Penelitian ini menyimpulkan bahwa terdapat korelasi positif antara kelimpahan ikan karang dengan
penutupan karang hidup. Kesimpulan lain adalah adanya hubungan positif antara kelimpahan ikan
karang dengan jarak dari daratan utama, dimana semakin jauh jarak dari daratan utama, semakin tinggi
kelimpahan jenis ikan karang.
2.8.2. Luas dan Kerusakan Padang Lamun
Padang Lamun di Pulau Panggang Kepulauan Seribu
Padang lamun adalah ekosistem khas laut dangkal diperairan dangkal dengan dasar pasir dan
didominasi tumbuhan lamun, sekelompok tumbuhan anggota bangsa Alis Matales yang beradaptasi di
air asin.
Kawasan Kepulauan Seribu umumnya ditumbuhi oleh Thallasia, Syrongodium, Thalosodendrum dan
Chimodecea, sedang P. Panggang, P. Karya dan P. Pramuka didominasi oleh Thallasia, selain berbagai
algae seperti Halimeda, Sargassum, Caulerpa, Padina, Turbinaria dan Euchema.Dari hasil penelitian
yang dilakukan oleh Lembaga Penelitian dan Pengembangan Kepada Masyarakat ITB, 2008 bahwa
kumpulan padang lamun terbanyak di Kepulauan Seribu terdapat di Utara Pulau Pari yang mempunyai
SLHD Provinsi DKI Jakarta Tahun 2015
tekstur Pasir 94,63 persen, Debu 1,84 persen dan Liat sebesar 3,54 persen serta selatan pulau Pari
yang mempunyai tekstur Pasir 96,65 persen, Debu 3,04 persen dan Liat sebesar 0,31 persen, dari hasil
penelitian juga disebutkan bahwa luasan padang lamun di pulau tersebut pada Tahun 1999 adalah
sebesar 2.812,50 Ha, pada Tahun 2004 luasan menjadi 2.134,20 Ha, dan pada Tahun 2014 dan pada
Tahun 2015 luasan padang lamun masih tidak berubah yaitu seluas 16.036,78 Ha, apabila
dibandingakan dengan Tahun 2004 terjadi peningkatan sebesar 13.905,58 Ha dalam kurun waktu 11
tahun, lebih lengkapnya dapat dilihat pada Tabel SD-20 Data SLHD Provinsi DKI Jakarta Tahun 2015.

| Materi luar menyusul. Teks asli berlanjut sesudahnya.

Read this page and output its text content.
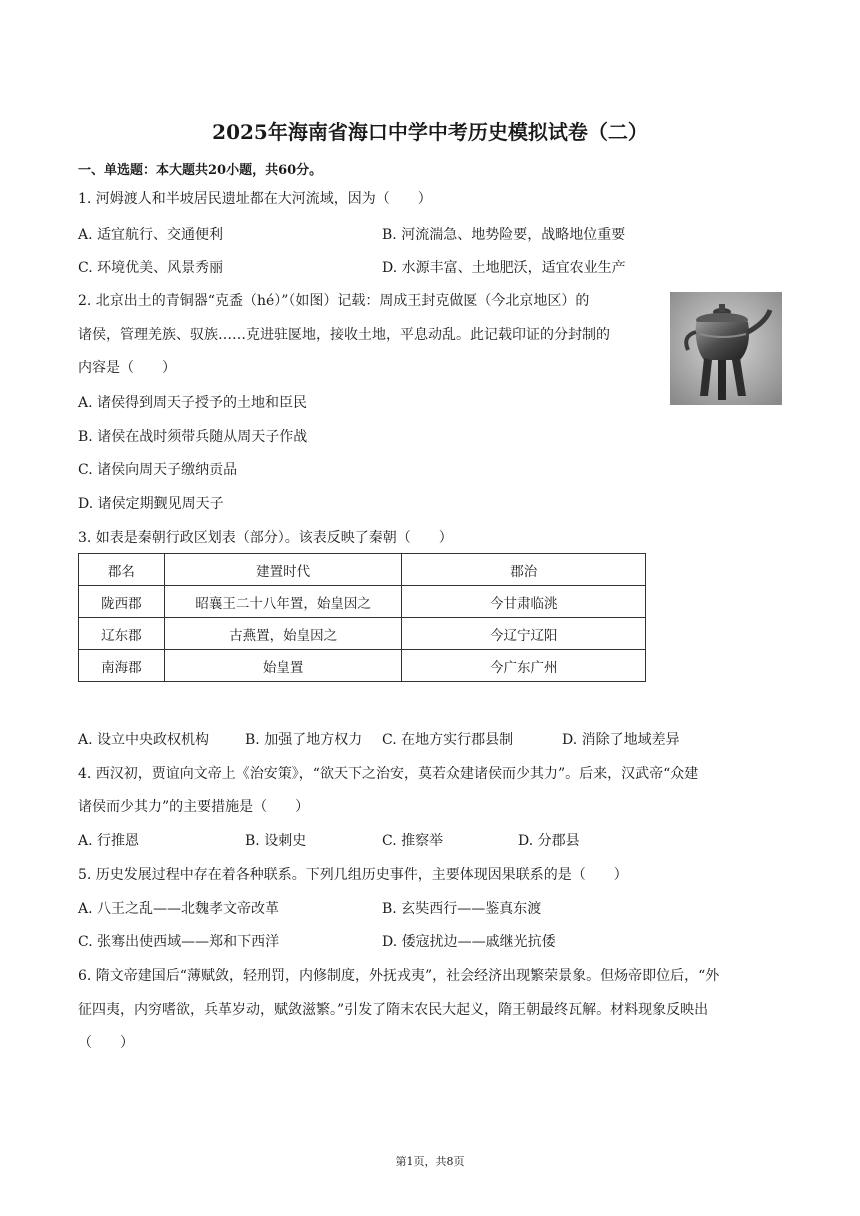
2025年海南省海口中学中考历史模拟试卷（二）
一、单选题：本大题共20小题，共60分。
1. 河姆渡人和半坡居民遗址都在大河流域，因为（　　）
A. 适宜航行、交通便利	B. 河流湍急、地势险要，战略地位重要
C. 环境优美、风景秀丽	D. 水源丰富、土地肥沃，适宜农业生产
2. 北京出土的青铜器“克盉（hé）”（如图）记载：周成王封克做匽（今北京地区）的
诸侯，管理羌族、驭族……克进驻匽地，接收土地，平息动乱。此记载印证的分封制的
内容是（　　）
A. 诸侯得到周天子授予的土地和臣民
B. 诸侯在战时须带兵随从周天子作战
C. 诸侯向周天子缴纳贡品
D. 诸侯定期觐见周天子
3. 如表是秦朝行政区划表（部分）。该表反映了秦朝（　　）
郡名	建置时代	郡治
陇西郡	昭襄王二十八年置，始皇因之	今甘肃临洮
辽东郡	古燕置，始皇因之	今辽宁辽阳
南海郡	始皇置	今广东广州
A. 设立中央政权机构	B. 加强了地方权力 C. 在地方实行郡县制	D. 消除了地域差异
4. 西汉初，贾谊向文帝上《治安策》，“欲天下之治安，莫若众建诸侯而少其力”。后来，汉武帝“众建
诸侯而少其力”的主要措施是（　　）
A. 行推恩	B. 设刺史	C. 推察举	D. 分郡县
5. 历史发展过程中存在着各种联系。下列几组历史事件，主要体现因果联系的是（　　）
A. 八王之乱——北魏孝文帝改革	B. 玄奘西行——鉴真东渡
C. 张骞出使西域——郑和下西洋	D. 倭寇扰边——戚继光抗倭
6. 隋文帝建国后“薄赋敛，轻刑罚，内修制度，外抚戎夷”，社会经济出现繁荣景象。但炀帝即位后，“外
征四夷，内穷嗜欲，兵革岁动，赋敛滋繁。”引发了隋末农民大起义，隋王朝最终瓦解。材料现象反映出
（　　）
第1页，共8页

2.8.3. Luas dan Kerapatan Tutupan Mangrove
Padang Mangrove Pesisir Teluk Jakarta
Komponen biota dari ekosistem mangrove adalah komunitas mangrove yang terdiri dari populasi
tumbuhan (hutan) dan fauna mangrove yang berinteraksi dengan komponen abiotik mangrove seperti
tanah, Oksigen, nutrisi, angin, arus, air, cahaya, suhu, kelembaban, gelombang dan salinitas. Secara
fisik, vegetasi mangrove menjaga pantai dari gempuran ombak dan tebing sungai dari abrasi, menahan
angin, mengendapkan lumpur, mencegah intrusi air laut dan sebagai perangkap zat pencemar dan
limbah. Secara biologis, vegetasi mangrove berfungsi sebagai daerah asuhan post larva (yuwana),
tempat bertelur, tempat memijah dan tempat mencari makan bagi ikan dan udang. Selain itu, berfungsi
juga sebagai habitat burung air, kelelawar, primata, reptil dan jenis-jenis insekta; serta sebagai penghasil
bahan organik yang merupakan sumber makanan biota; oleh karenanya manjadi penting dalam rantai
makanan pada ekosistem perairan.
Ekosistem mangrove di pesisir Teluk Jakarta terdapa di daerah hutan wisata Kamal, suaka margasatwa
Muara Angke, hutan lindung Angke Kapuk, kemayoran dan sekitar Cilincing – Marunda (Dinas
Kehutanan DKI Jakarta, 1996). Sedang di Kepulauan Seribu, ekosistem ini terbentuk di P. Rambut, P.
Bokor, P. Untung Jawa, P. Lancang, P. Lancang Besar, P. Peteloran Barat, P. Penjaliran Barat dan P.
Penjaliran Timur.
Pengamatan yang dilakukan pada Tahun 1999 menunjukan ekosistem mangrove di pesisir Jakarta
dijumpai penampilan tumbuhan mangrove yang cukup berarti di kawasan bagian Barat, kecuali sekitar
Cilincing dan Marunda intensitas kehadiran tumbuhan mangrove relatif rendah.
SLHD Provinsi DKI Jakarta Tahun 2015
Vegetasi yang tumbuh di kawasan hutan lindung Angke Kapuk, suaka margasatwa Muara Angke dan
hutan wisata Kamal relatif homogen, di dominasi oleh api-api (Avicennia sp), sedangkan bakau
(Rhizopora sp) hanya tumbuh di beberapa area yang sempit sehingga tumbuhan tersebut tampak
sporadis. Jenis vegetasi yang ada adalah Avicennia marina, A. officinalis, A.alba, Delonix regia,
Sonneratia caseolaris dan Thespesia polpulne pada tingkat pohon; sedangkan Rhizopora mucronata
dan Excoecaria agallocha pada tingkat tiang. Pada tingkat sapihan yang menonjol adalah Avicennia
marina, A. officinals, A. alba, Rhizopora mucronata, Acasia auriculiformis dan Delonix regia.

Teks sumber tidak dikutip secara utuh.